Long-time housing for migrant farmworkers closes

You are currently viewing Long-time housing for migrant farmworkers closesDarrell Hoemann/The Midwest Center for Investigative Reporting
Nightingale Camp, a former hospital on the decomissioned Chanute Air Force Base in Rantoul, Illinois, sits abandoned. It was once the largest migrant housing camp in the state.

Since 2001, the former hospital on Nightingale Court in Rantoul housed as many as 450 migrant farmworkers and their families to work in the fields in central Illinois.

But this year, its owner – Unique Storage Inc. – did not submit a migrant labor camp application for the site, known as Nightingale, according to the state public health department.

Instead, Unique Storage submitted an application to house the workers at Quarters Inn & Suites, a hotel on Enterprise Road in Rantoul, the past home of the University of Illinois football team during summer training camp.

The facility, listed as Enterprise in the state’s migrant labor camp directory, can also accommodate 450 people, making it the largest of Illinois’ 18 registered housing facilities.

Unique Storage, whose president is Timothy Mathews, has contracted in the past with Monsanto Co. to provide a place for migrant workers to stay. Neither Unique Storage or Monsanto responded to repeated requests for comment about why the old hospital – which had been cited for health violations over the years – was closed and new housing established at Quarters Inn & Suites.

“There in the hotel is nice,” said Alma Rosa Flores, a migrant worker from Mission, Texas, staying at Enterprise. “Everything works well.”

Quarters Inn & Suites in Rantoul, Ill., is currently the largest migrant housing facility in the state. Photo by Darrell Hoemann/The Midwest Center for Investigative Reporting

Flores, who has traveled to Rantoul from the Rio Grande Valley with her husband for the last 16 years, says the conditions are much better than what she experienced staying at Nightingale for more than a decade. The old hospital was located at the decommissioned Chanute Air Force Base.

Missing light bulbs, busted smoke detectors and improper ventilation in the bathrooms were just a few of the migrant worker housing inspection violations Nightingale had accumulated over the years, according to Illinois Department of Public Health records.

“Several rooms and the hallways would get wet when it rained,” said Flores, who switched from harvest to janitorial work 11 years ago.  She’s paid to clean the public areas of the camp, such as stairwells, hallways and community spaces.

Flores also recalled lights flickering frequently, and electrical breakers going out at Nightingale, something she doesn’t miss while cooking.
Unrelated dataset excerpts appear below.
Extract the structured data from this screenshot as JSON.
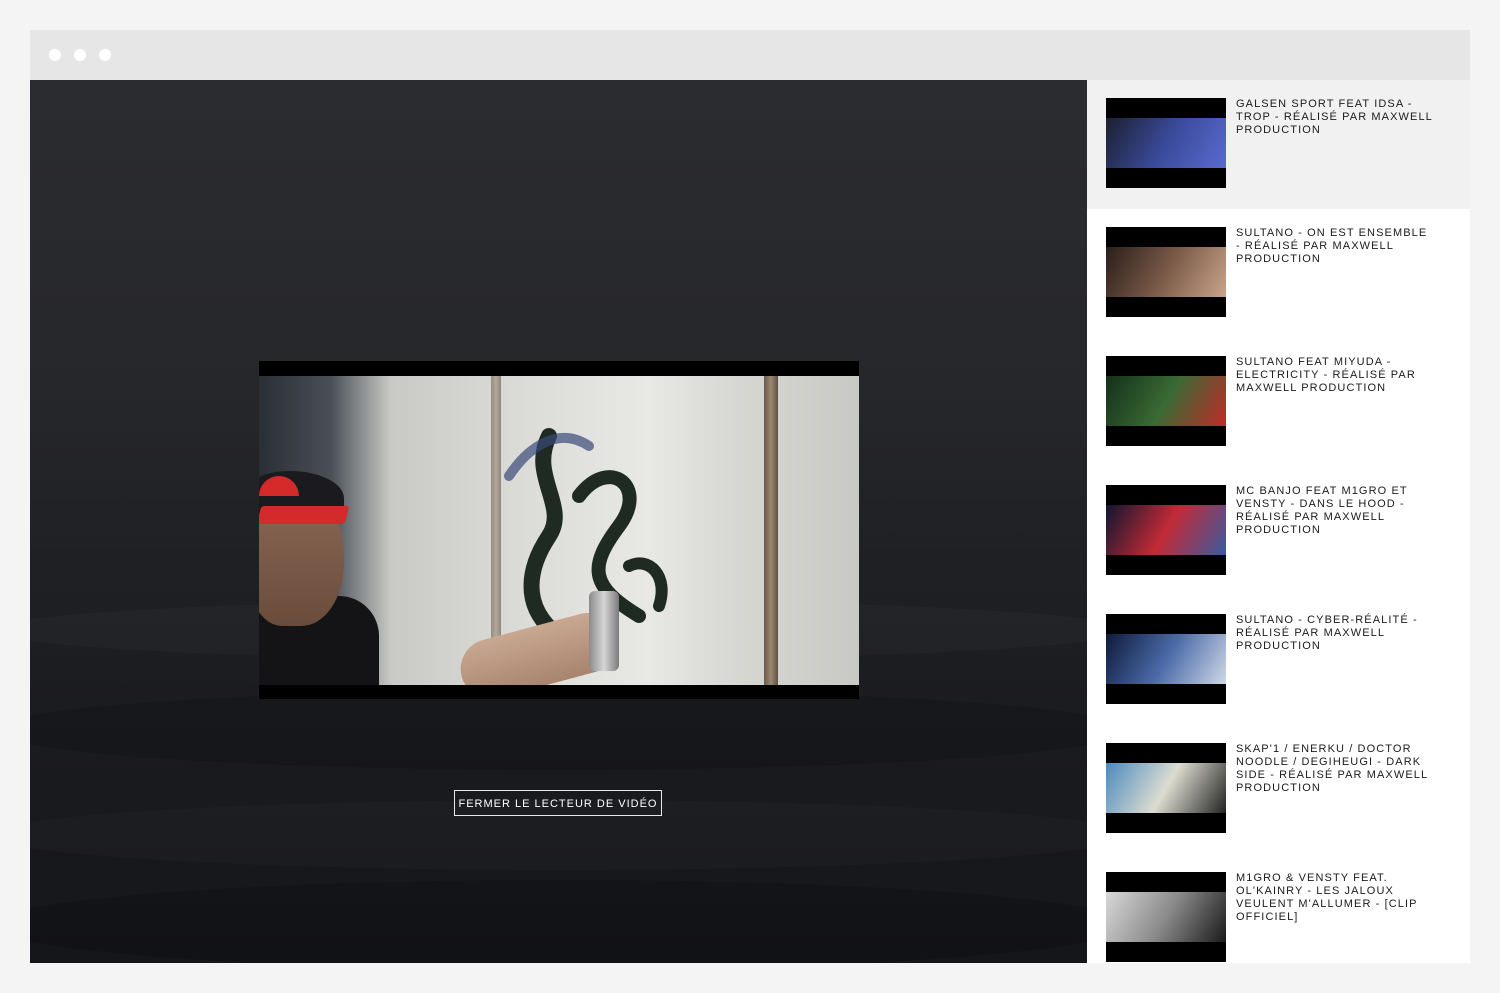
{
  "player": {
    "close_label": "FERMER LE LECTEUR DE VIDÉO"
  },
  "playlist": {
    "items": [
      {
        "title": "GALSEN SPORT FEAT IDSA - TROP - RÉALISÉ PAR MAXWELL PRODUCTION",
        "active": true,
        "thumb_colors": [
          "#1c2030",
          "#3a4a9a",
          "#5a6bd0"
        ]
      },
      {
        "title": "SULTANO - ON EST ENSEMBLE - RÉALISÉ PAR MAXWELL PRODUCTION",
        "active": false,
        "thumb_colors": [
          "#2a1e1a",
          "#7a5a48",
          "#caa48a"
        ]
      },
      {
        "title": "SULTANO FEAT MIYUDA - ELECTRICITY - RÉALISÉ PAR MAXWELL PRODUCTION",
        "active": false,
        "thumb_colors": [
          "#14301a",
          "#3a6a34",
          "#c02a2a"
        ]
      },
      {
        "title": "MC BANJO FEAT M1GRO ET VENSTY - DANS LE HOOD - RÉALISÉ PAR MAXWELL PRODUCTION",
        "active": false,
        "thumb_colors": [
          "#0e1630",
          "#c22a36",
          "#3a5aa0"
        ]
      },
      {
        "title": "SULTANO - CYBER-RÉALITÉ - RÉALISÉ PAR MAXWELL PRODUCTION",
        "active": false,
        "thumb_colors": [
          "#0e1a3a",
          "#4a6aa8",
          "#cfd8e6"
        ]
      },
      {
        "title": "SKAP'1 / ENERKU / DOCTOR NOODLE / DEGIHEUGI - DARK SIDE - RÉALISÉ PAR MAXWELL PRODUCTION",
        "active": false,
        "thumb_colors": [
          "#4a8ac0",
          "#dcdcd0",
          "#222222"
        ]
      },
      {
        "title": "M1GRO & VENSTY FEAT. OL'KAINRY - LES JALOUX VEULENT M'ALLUMER - [CLIP OFFICIEL]",
        "active": false,
        "thumb_colors": [
          "#d8d8d8",
          "#8a8a8a",
          "#1a1a1a"
        ]
      }
    ]
  }
}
But for her, one of the best upgrades at the Enterprise facility is that each room has its own restroom, instead of the shared restrooms found at the end of the halls at the old hospital.

“For a while we thought the old hospital was bad,” said James Unzicker, regional outreach coordinator for Community Health Partnership of Illinois, an organization that provides primary healthcare services to seasonal farmworkers.
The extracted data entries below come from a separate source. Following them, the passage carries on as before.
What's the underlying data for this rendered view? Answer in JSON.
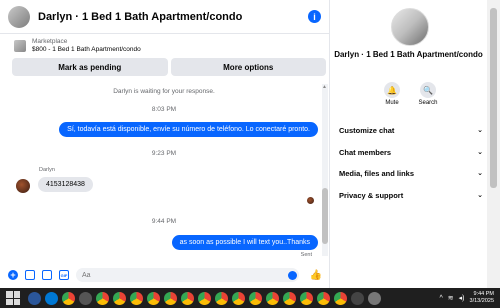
{
  "header": {
    "title": "Darlyn · 1 Bed 1 Bath Apartment/condo"
  },
  "marketplace": {
    "source": "Marketplace",
    "listing": "$800 - 1 Bed 1 Bath Apartment/condo"
  },
  "actions": {
    "pending_label": "Mark as pending",
    "more_label": "More options"
  },
  "messages": {
    "waiting_note": "Darlyn is waiting for your response.",
    "time1": "8:03 PM",
    "out1": "Sí, todavía está disponible, envíe su número de teléfono. Lo conectaré pronto.",
    "time2": "9:23 PM",
    "sender": "Darlyn",
    "in1": "4153128438",
    "time3": "9:44 PM",
    "out2": "as soon as possible I will text you..Thanks",
    "sent_label": "Sent"
  },
  "composer": {
    "placeholder": "Aa"
  },
  "details": {
    "title": "Darlyn · 1 Bed 1 Bath Apartment/condo",
    "mute_label": "Mute",
    "search_label": "Search",
    "sections": [
      "Customize chat",
      "Chat members",
      "Media, files and links",
      "Privacy & support"
    ]
  },
  "taskbar": {
    "time": "9:44 PM",
    "date": "3/13/2025"
  },
  "colors": {
    "accent": "#0866ff",
    "bubble_in": "#e4e6eb",
    "taskbar": "#1f1f1f"
  },
  "icons": [
    "info-icon",
    "plus-icon",
    "photo-icon",
    "sticker-icon",
    "gif-icon",
    "emoji-icon",
    "like-icon",
    "bell-icon",
    "search-icon",
    "chevron-down-icon"
  ]
}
Unzicker says that Enterprise and Eastland Suites, another facility where Monsanto houses workers this season, are very good.

But “personally” he said referring to the worker living circumstances, “I don’t see how they do it.”

Generally, Unzicker’s organization hasn’t had to get involved when it comes to conditions at the housing facilities, he said, but the one exception was when migrant workers didn’t have access to laundry facilities one year.

“We did work with them about washers and dryers,” Unzicker said, explaining that it’s important for workers exposed to pesticides and dust from the field to have clean clothes readily available.

SEE INSIDE THE FORMER NIGHTINGALE CAMP

The Illinois Department of Public Health licenses camps that house 10 or more workers, or at least four families. In order to obtain its license, each camp must be inspected once prior to occupancy and once during the season after workers have arrived to check “the water supply system, sewage disposal system, food preparation facilities, fire safety conditions, and vector control,” according to the department’s website.

The Midwest Center for Investigative Reporting wrote last year that in 2014, Nightingale was cited for nine violations in its initial inspection. In the follow-up visit one month later, officials with the department of health noted that several problems persisted, including broken telephone lines, malfunctioning fire extinguishers and issues with the plumbing.

More recent inspection reports from 2015 and 2016 reveal that the facilities occupancy had declined from 450 to 250. The documents also showed similar citations to those of previous years, such as the need to replace dirty or stained mattress covers, install mechanical ventilation systems in the bathrooms and adjust air conditioning units to keep out insects and pests.

The follow-up inspection report from 2015 showed that all violations had been corrected by the deadline in order to remain operational.

In 2016, all of the five violations were addressed prior to occupancy, but a follow-up inspection cited three additional deficiencies that needed to be corrected, including providing additional waste containers inside the building and replacing missing smoke detectors. The forms show all three of those violations were corrected the day of the inspection.

Unique Storage purchased the building on the former Air Force base in 2001 for $180,000, according to Champaign County Assessment Office records, and is still listed as the owner of the property, which is currently valued at $286,786.